Some 1,500 refugees who had been hoping to travel through Hungary are now blocked by a 3.5m-high fence, where footage is now emerging of panicked men, women and children running away from police.
Sky News has witnessed a pregnant woman being stretchered from the scene and a young boy being carried away with tear gas in his eyes.
Water cannon is also being used, knocking some of the crowd off their feet.
Sky News' Colin Brazier is at the scene and said migrants were now throwing "really big rocks and house bricks" at police.
He said tempers had been flaring for several hours, with refugees left at the fence without food, water and information.
"It's very fractious," said Brazier. "There are young men who are really angry. It's a determined hard core of maybe a score - and behind them children and mothers."
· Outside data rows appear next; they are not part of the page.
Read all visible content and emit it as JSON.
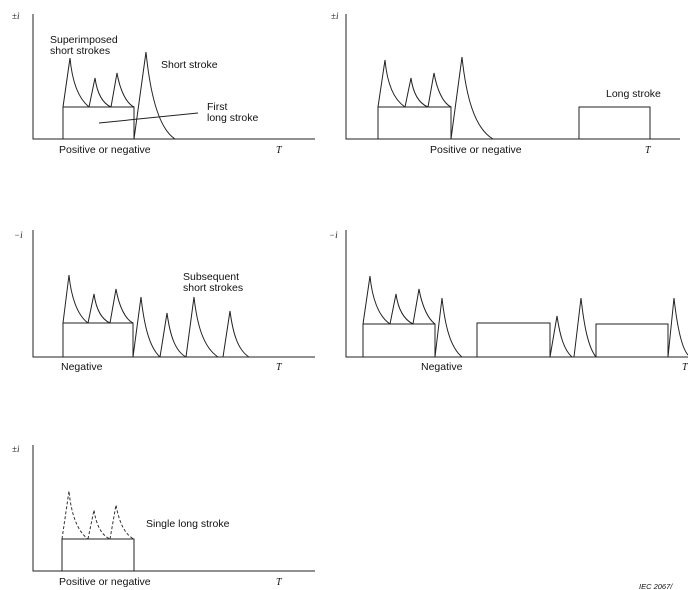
{
  "panels": {
    "p1": {
      "y_axis": "±i",
      "x_axis": "T",
      "polarity": "Positive or negative",
      "label_superimposed": "Superimposed",
      "label_superimposed_2": "short strokes",
      "label_short": "Short stroke",
      "label_first": "First",
      "label_first_2": "long stroke"
    },
    "p2": {
      "y_axis": "±i",
      "x_axis": "T",
      "polarity": "Positive or negative",
      "label_long": "Long stroke"
    },
    "p3": {
      "y_axis": "−i",
      "x_axis": "T",
      "polarity": "Negative",
      "label_subsequent": "Subsequent",
      "label_subsequent_2": "short strokes"
    },
    "p4": {
      "y_axis": "−i",
      "x_axis": "T",
      "polarity": "Negative"
    },
    "p5": {
      "y_axis": "±i",
      "x_axis": "T",
      "polarity": "Positive or negative",
      "label_single": "Single long stroke"
    }
  },
  "caption": "IEC  2067/"
}
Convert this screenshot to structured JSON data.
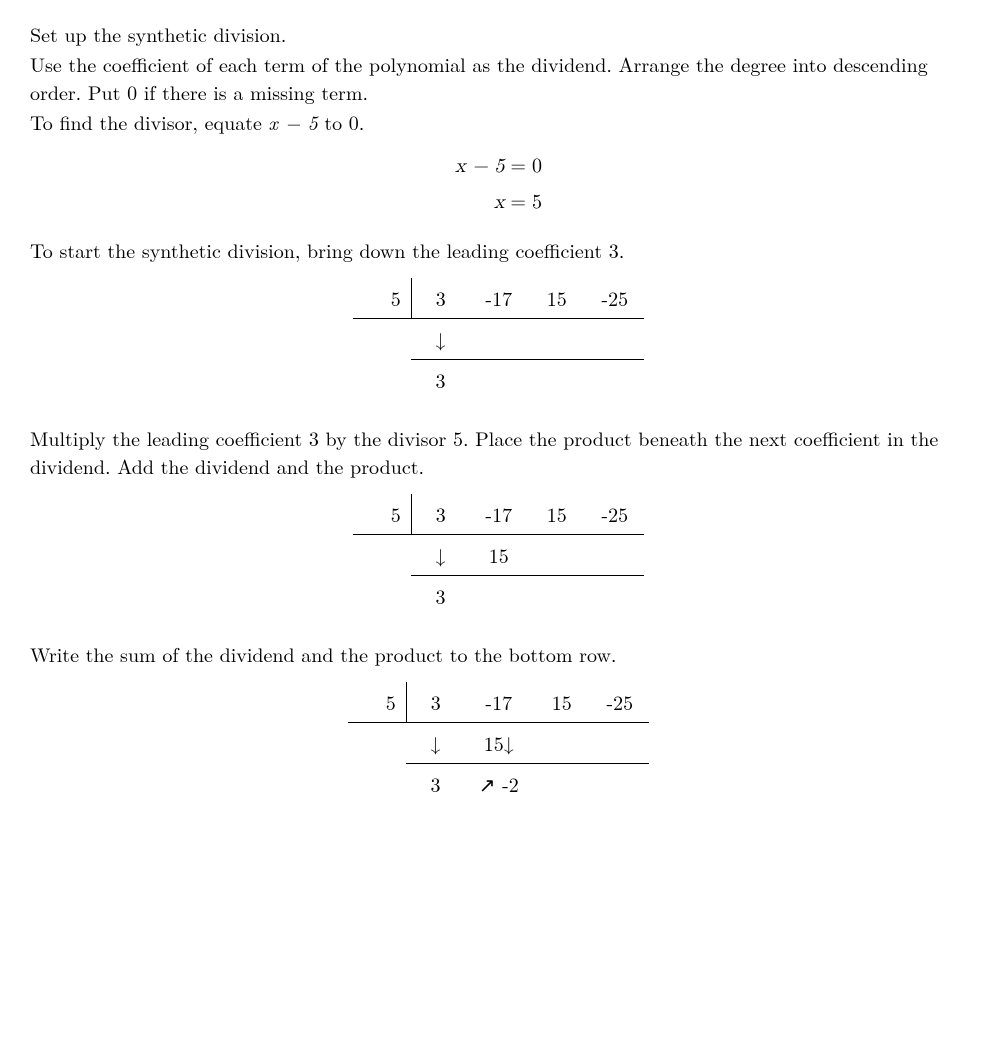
{
  "p1": "Set up the synthetic division.",
  "p2a": "Use the coefficient of each term of the polynomial as the dividend. Arrange the degree into descending order. Put 0 if there is a missing term.",
  "p2b_pre": "To find the divisor, equate ",
  "p2b_math": "x − 5",
  "p2b_post": " to 0.",
  "eq1": {
    "lhs1": "x − 5",
    "rhs1": "0",
    "lhs2": "x",
    "rhs2": "5"
  },
  "p3": "To start the synthetic division, bring down the leading coefficient 3.",
  "syn1": {
    "divisor": "5",
    "top": [
      "3",
      "-17",
      "15",
      "-25"
    ],
    "mid": [
      "↓",
      "",
      "",
      ""
    ],
    "bot": [
      "3",
      "",
      "",
      ""
    ]
  },
  "p4": "Multiply the leading coefficient 3 by the divisor 5. Place the product beneath the next coefficient in the dividend. Add the dividend and the product.",
  "syn2": {
    "divisor": "5",
    "top": [
      "3",
      "-17",
      "15",
      "-25"
    ],
    "mid": [
      "↓",
      "15",
      "",
      ""
    ],
    "bot": [
      "3",
      "",
      "",
      ""
    ]
  },
  "p5": "Write the sum of the dividend and the product to the bottom row.",
  "syn3": {
    "divisor": "5",
    "top": [
      "3",
      "-17",
      "15",
      "-25"
    ],
    "mid": [
      "↓",
      "15↓",
      "",
      ""
    ],
    "bot": [
      "3",
      "↗ -2",
      "",
      ""
    ]
  }
}
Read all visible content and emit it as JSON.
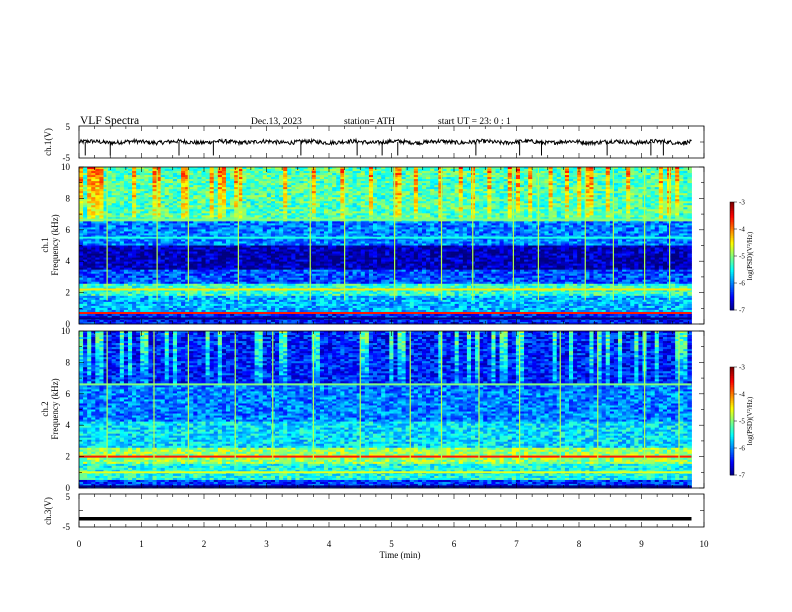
{
  "header": {
    "title": "VLF  Spectra",
    "date": "Dec.13, 2023",
    "station": "station= ATH",
    "start": "start  UT  =    23: 0   : 1"
  },
  "chart_data": [
    {
      "type": "line",
      "panel": "ch1-waveform",
      "ylabel": "ch.1(V)",
      "ylim": [
        -5,
        5
      ],
      "yticks": [
        "5",
        "-5"
      ],
      "xlim": [
        0,
        10
      ],
      "x_extent": [
        0,
        9.8
      ],
      "trace_level": 0,
      "trace_fluctuation": 0.8,
      "spikes_min": [
        0.1,
        0.5,
        1.6,
        2.15,
        3.55,
        4.45,
        4.85,
        5.1,
        6.35,
        7.05,
        7.4,
        8.45,
        9.15,
        9.35
      ]
    },
    {
      "type": "heatmap",
      "panel": "ch1-spectrogram",
      "ylabel": "ch.1",
      "ylabel2": "Frequency  (kHz)",
      "ylim": [
        0,
        10
      ],
      "yticks": [
        "10",
        "8",
        "6",
        "4",
        "2",
        "0"
      ],
      "xlim": [
        0,
        10
      ],
      "x_extent": [
        0,
        9.8
      ],
      "colorbar": {
        "label": "log(PSD)(V²/Hz)",
        "range": [
          -7,
          -3
        ],
        "ticks": [
          "-3",
          "-4",
          "-5",
          "-6",
          "-7"
        ]
      },
      "bands": [
        {
          "from_khz": 6.5,
          "to_khz": 10,
          "level": -5.2,
          "impulsive": true
        },
        {
          "from_khz": 5.0,
          "to_khz": 6.5,
          "level": -6.0
        },
        {
          "from_khz": 3.4,
          "to_khz": 5.0,
          "level": -6.8
        },
        {
          "from_khz": 2.6,
          "to_khz": 3.4,
          "level": -6.2
        },
        {
          "from_khz": 1.8,
          "to_khz": 2.6,
          "level": -5.3
        },
        {
          "from_khz": 0.8,
          "to_khz": 1.8,
          "level": -5.8
        },
        {
          "from_khz": 0.0,
          "to_khz": 0.8,
          "level": -6.4
        }
      ],
      "lines_khz": [
        {
          "khz": 6.65,
          "level": -5.0
        },
        {
          "khz": 5.5,
          "level": -5.4
        },
        {
          "khz": 2.2,
          "level": -4.4
        },
        {
          "khz": 0.7,
          "level": -3.6
        },
        {
          "khz": 0.35,
          "level": -7.0
        }
      ],
      "impulses_min": [
        0.45,
        1.25,
        1.75,
        2.55,
        3.7,
        4.25,
        5.05,
        5.8,
        6.3,
        6.95,
        7.35,
        8.1,
        8.55,
        9.05,
        9.45
      ]
    },
    {
      "type": "heatmap",
      "panel": "ch2-spectrogram",
      "ylabel": "ch.2",
      "ylabel2": "Frequency  (kHz)",
      "ylim": [
        0,
        10
      ],
      "yticks": [
        "10",
        "8",
        "6",
        "4",
        "2",
        "0"
      ],
      "xlim": [
        0,
        10
      ],
      "x_extent": [
        0,
        9.8
      ],
      "colorbar": {
        "label": "log(PSD)(V²/Hz)",
        "range": [
          -7,
          -3
        ],
        "ticks": [
          "-3",
          "-4",
          "-5",
          "-6",
          "-7"
        ]
      },
      "bands": [
        {
          "from_khz": 6.5,
          "to_khz": 10,
          "level": -6.4,
          "impulsive": true
        },
        {
          "from_khz": 4.2,
          "to_khz": 6.5,
          "level": -6.0
        },
        {
          "from_khz": 2.6,
          "to_khz": 4.2,
          "level": -5.6
        },
        {
          "from_khz": 1.5,
          "to_khz": 2.6,
          "level": -4.9
        },
        {
          "from_khz": 0.5,
          "to_khz": 1.5,
          "level": -5.4
        },
        {
          "from_khz": 0.0,
          "to_khz": 0.5,
          "level": -6.3
        }
      ],
      "lines_khz": [
        {
          "khz": 6.6,
          "level": -5.0
        },
        {
          "khz": 2.0,
          "level": -3.6
        },
        {
          "khz": 1.0,
          "level": -4.6
        },
        {
          "khz": 0.1,
          "level": -7.0
        }
      ],
      "impulses_min": [
        0.45,
        1.2,
        1.75,
        2.5,
        3.1,
        3.75,
        4.5,
        5.3,
        5.8,
        6.4,
        7.05,
        7.7,
        8.3,
        9.05,
        9.6
      ]
    },
    {
      "type": "line",
      "panel": "ch3-waveform",
      "ylabel": "ch.3(V)",
      "ylim": [
        -5,
        5
      ],
      "yticks": [
        "5",
        "-5"
      ],
      "xlim": [
        0,
        10
      ],
      "x_extent": [
        0,
        9.8
      ],
      "trace_level": -2.5,
      "xlabel": "Time  (min)",
      "xticks": [
        "0",
        "1",
        "2",
        "3",
        "4",
        "5",
        "6",
        "7",
        "8",
        "9",
        "10"
      ]
    }
  ]
}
Serbia has sent ambulances to the scene.
Prior to the outbreak of violence at the 110-mile fence this afternoon, police had detained 519 people who have tried to get through, and authorities have launched criminal proceedings against 46 people for allegedly illegally crossing the border.
Many migrants are now crossing into Croatia in an attempt to avoid Hungary - but there are fears they could set off landmines left over from the country's war with Yugoslavia in the 1990s.
Demining experts have been sent to a border area where hundreds of migrants began crossing from Serbia on Wednesday.
Other drivers were also told to take migrants on the same journey instead of heading north to Hungary, according to a reporter in Presevo.
Croatian Prime Minister Zoran Milanovic said his country is ready to accept migrants "regardless of their religion and the colour of their skin" and will help them pass through to Germany, Scandinavia or wherever else they want to go in Europe.
Elsewhere, Slovenia has said it will temporarily establish controls on its border with Hungary in the face of the biggest movement in people since the Second World War. Austria has done the same.
EU interior and justice ministers will hold another crisis meeting next week after failing to agree a quota plan to redistribute 120,000 migrants across the continent.
Hungary, Slovakia and the Czech Republic are among the states opposed to the idea.